El “Milagro de Empel”, los orígenes del 8 de diciembre
Hace 438 años, el 8 de diciembre de 1585, se producía el episodio conocido como “Milagro de Empel”, que poco más de medio siglo después, en 1644, España convirtió en festividad en honor de la Inmaculada Concepción, y en el siglo XIX el Papa Pío XI universalizó como Día de la Virgen.
Sucedió durante la Guerra de los 80 años, una de las mayores pesadillas del imperio español y también un acontecimiento histórico determinante en la configuración de Europa y, especialmente, la influencia de España.
La guerra interminable
Flandes, Países Bajos, diciembre de 1585. Tres "tercios" de infantería española, aislados y cercados por la flota holandesa, en el punto más alto de la isla de Bommel, el monte de Empel, escapan de la muerte de un modo tal que la España católica de Felipe II no duda en calificar el hecho de “milagro”.
Habían transcurrido ya 17 años de una guerra, que como muchas de las que conoció el viejo continente en los siglos XVI y XVII, encontró sus razones en la religión y la política, y restaban todavía más de seis décadas para el desenlace.
En Flandes se enfrentaron Felipe II, proclamado “defensor del catolicismo” por el Concilio de Trento, y la corriente protestante que tenía en los Países Bajos una decidida influencia, y que sirvió de paraguas de su futura independencia.

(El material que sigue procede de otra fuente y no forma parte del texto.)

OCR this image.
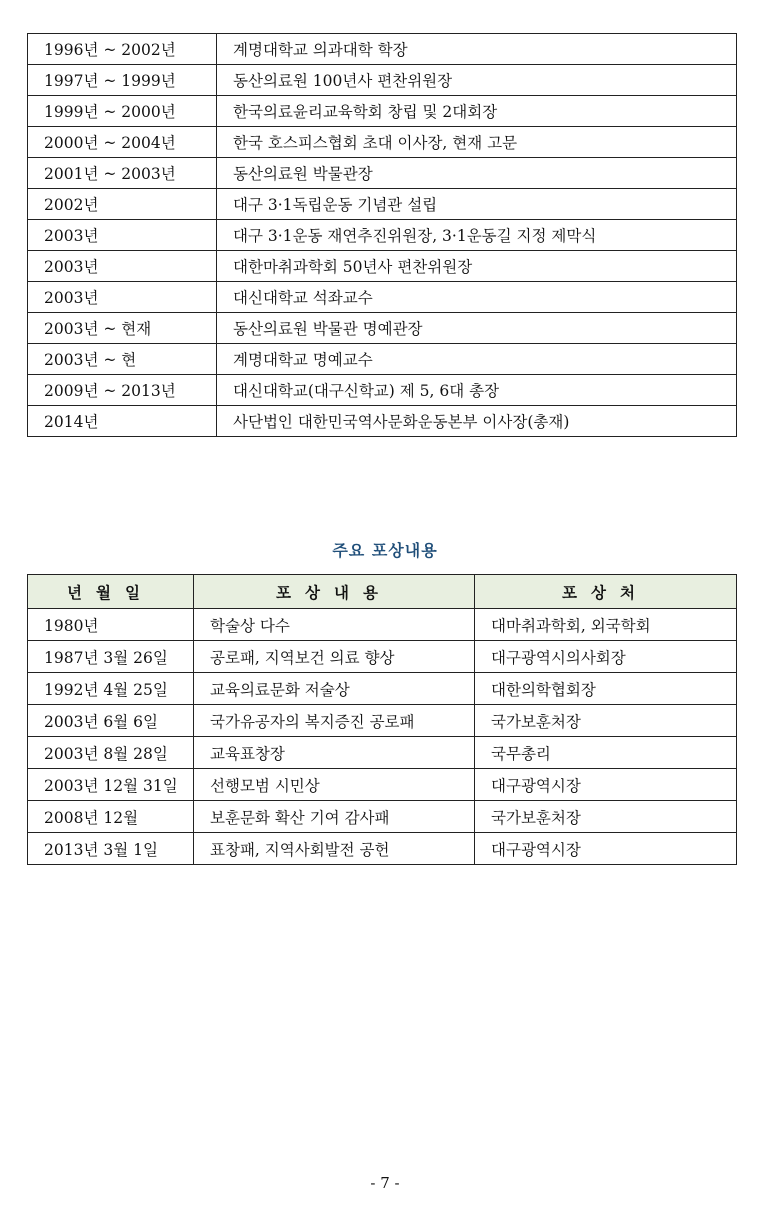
1996년 ~ 2002년	계명대학교 의과대학 학장
1997년 ~ 1999년	동산의료원 100년사 편찬위원장
1999년 ~ 2000년	한국의료윤리교육학회 창립 및 2대회장
2000년 ~ 2004년	한국 호스피스협회 초대 이사장, 현재 고문
2001년 ~ 2003년	동산의료원 박물관장
2002년	대구 3·1독립운동 기념관 설립
2003년	대구 3·1운동 재연추진위원장, 3·1운동길 지정 제막식
2003년	대한마취과학회 50년사 편찬위원장
2003년	대신대학교 석좌교수
2003년 ~ 현재	동산의료원 박물관 명예관장
2003년 ~ 현	계명대학교 명예교수
2009년 ~ 2013년	대신대학교(대구신학교) 제 5, 6대 총장
2014년	사단법인 대한민국역사문화운동본부 이사장(총재)
주요 포상내용
년월일	포상내용	포상처
1980년	학술상 다수	대마취과학회, 외국학회
1987년 3월 26일	공로패, 지역보건 의료 향상	대구광역시의사회장
1992년 4월 25일	교육의료문화 저술상	대한의학협회장
2003년 6월 6일	국가유공자의 복지증진 공로패	국가보훈처장
2003년 8월 28일	교육표창장	국무총리
2003년 12월 31일	선행모범 시민상	대구광역시장
2008년 12월	보훈문화 확산 기여 감사패	국가보훈처장
2013년 3월 1일	표창패, 지역사회발전 공헌	대구광역시장
- 7 -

Lo sucedido en Empel es uno más de los sangrientos episodios de aquella larga y extenuante guerra, y sus héroes españoles fueron parte de las legiones de hombres que Felipe II envió para sofocar el fuego de una rebelión que nunca pudo apagar.
El asedio
Con la misión de auxiliar a la población católica, un contingente de unos 4.000 españoles, divididos en unidades llamadas “tercios”, cruza el río Mosa y se instala en Bommel, una isla con forma de caballo, de 25 kilómetros de largo y 9 kilómetros de ancho, apenas una lengua de tierra en un estuario convertido en polvorín.

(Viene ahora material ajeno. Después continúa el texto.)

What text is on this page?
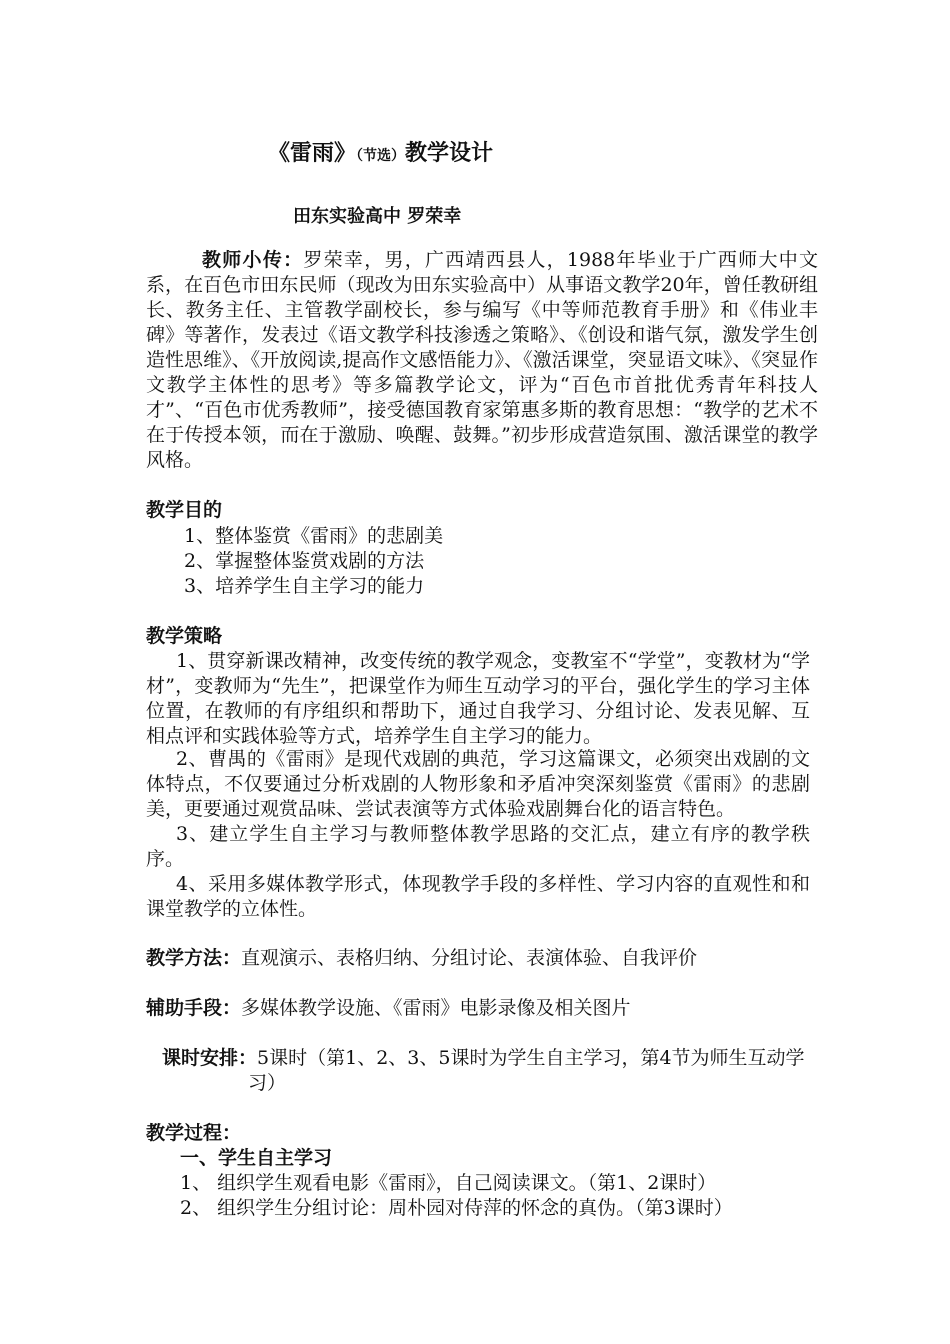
《雷雨》（节选）教学设计
田东实验高中 罗荣幸
教师小传：罗荣幸，男，广西靖西县人，1988年毕业于广西师大中文系，在百色市田东民师（现改为田东实验高中）从事语文教学20年，曾任教研组长、教务主任、主管教学副校长，参与编写《中等师范教育手册》和《伟业丰碑》等著作，发表过《语文教学科技渗透之策略》、《创设和谐气氛，激发学生创造性思维》、《开放阅读,提高作文感悟能力》、《激活课堂，突显语文味》、《突显作文教学主体性的思考》等多篇教学论文，评为“百色市首批优秀青年科技人才”、“百色市优秀教师”，接受德国教育家第惠多斯的教育思想：“教学的艺术不在于传授本领，而在于激励、唤醒、鼓舞。”初步形成营造氛围、激活课堂的教学风格。
教学目的
1、整体鉴赏《雷雨》的悲剧美
2、掌握整体鉴赏戏剧的方法
3、培养学生自主学习的能力
教学策略
1、贯穿新课改精神，改变传统的教学观念，变教室不“学堂”，变教材为“学材”，变教师为“先生”，把课堂作为师生互动学习的平台，强化学生的学习主体位置，在教师的有序组织和帮助下，通过自我学习、分组讨论、发表见解、互相点评和实践体验等方式，培养学生自主学习的能力。
2、曹禺的《雷雨》是现代戏剧的典范，学习这篇课文，必须突出戏剧的文体特点，不仅要通过分析戏剧的人物形象和矛盾冲突深刻鉴赏《雷雨》的悲剧美，更要通过观赏品味、尝试表演等方式体验戏剧舞台化的语言特色。
3、建立学生自主学习与教师整体教学思路的交汇点，建立有序的教学秩序。
4、采用多媒体教学形式，体现教学手段的多样性、学习内容的直观性和和课堂教学的立体性。
教学方法：直观演示、表格归纳、分组讨论、表演体验、自我评价
辅助手段：多媒体教学设施、《雷雨》电影录像及相关图片
课时安排：5课时（第1、2、3、5课时为学生自主学习，第4节为师生互动学习）
教学过程：
一、学生自主学习
1、 组织学生观看电影《雷雨》，自己阅读课文。（第1、2课时）
2、 组织学生分组讨论：周朴园对侍萍的怀念的真伪。（第3课时）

En la actualidad, el lugar es un apacible pueblo de la Holanda meridional, de alrededor de 1.690 habitantes, y apenas guarda memoria del episodio transformado en una epopeya española.

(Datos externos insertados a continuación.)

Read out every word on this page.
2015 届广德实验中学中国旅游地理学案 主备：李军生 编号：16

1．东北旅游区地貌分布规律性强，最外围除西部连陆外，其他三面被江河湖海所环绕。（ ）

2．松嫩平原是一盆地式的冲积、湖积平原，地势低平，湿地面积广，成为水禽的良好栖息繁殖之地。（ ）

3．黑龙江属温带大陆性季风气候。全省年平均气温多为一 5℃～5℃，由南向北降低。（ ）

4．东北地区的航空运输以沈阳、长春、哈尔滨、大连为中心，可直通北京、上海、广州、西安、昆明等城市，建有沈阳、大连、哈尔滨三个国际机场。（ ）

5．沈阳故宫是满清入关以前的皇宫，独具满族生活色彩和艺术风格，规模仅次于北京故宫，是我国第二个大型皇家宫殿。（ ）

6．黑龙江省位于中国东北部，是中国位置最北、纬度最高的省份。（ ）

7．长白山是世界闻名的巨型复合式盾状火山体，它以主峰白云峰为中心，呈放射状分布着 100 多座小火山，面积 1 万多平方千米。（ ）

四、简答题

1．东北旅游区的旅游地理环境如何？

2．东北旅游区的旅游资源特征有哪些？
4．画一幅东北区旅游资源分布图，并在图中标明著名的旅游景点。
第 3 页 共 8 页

Creados durante el reinado de los Habsburgo, los “tercios” constituyeron la élite de los ejércitos españoles entre los siglos XVI y XVII, y fueron la primera fuerza en combinar en una misma unidad armas blancas y de fuego, lo que las hacía prácticamente invencibles y terminó alimentando la leyenda.
Enterados de la llegada de los españoles, los holandeses, comandados por el general Philips van Hohenlohe, conde de Holac, movilizan una gran armada para asegurar el asedio y forzar la derrota de las fuerzas comandadas por el capitán Francisco de Bobadilla.
Los planes holandeses consistían en inundar la isla destruyendo los diques sobre el Mosa, y así acorralar a los españoles, que viéndose rodeados por el enemigo y amenazados por la fuerza del agua que empezaba a subir, buscan el punto más alto de la isla, el monte de Empel, y se preparan para resistir.
Al amanecer del 8, los españoles, imbuidos todavía por el sortilegio del hallazgo, marchan sobre las aguas congeladas y atacan por sorpresa a la escuadra enemiga, logrando tal hazaña que el comandante holandés, el conde de Holac, pronuncia una frase que queda para la posteridad: “Tal parece que Dios es español al obrar, para mí, tan grande milagro”.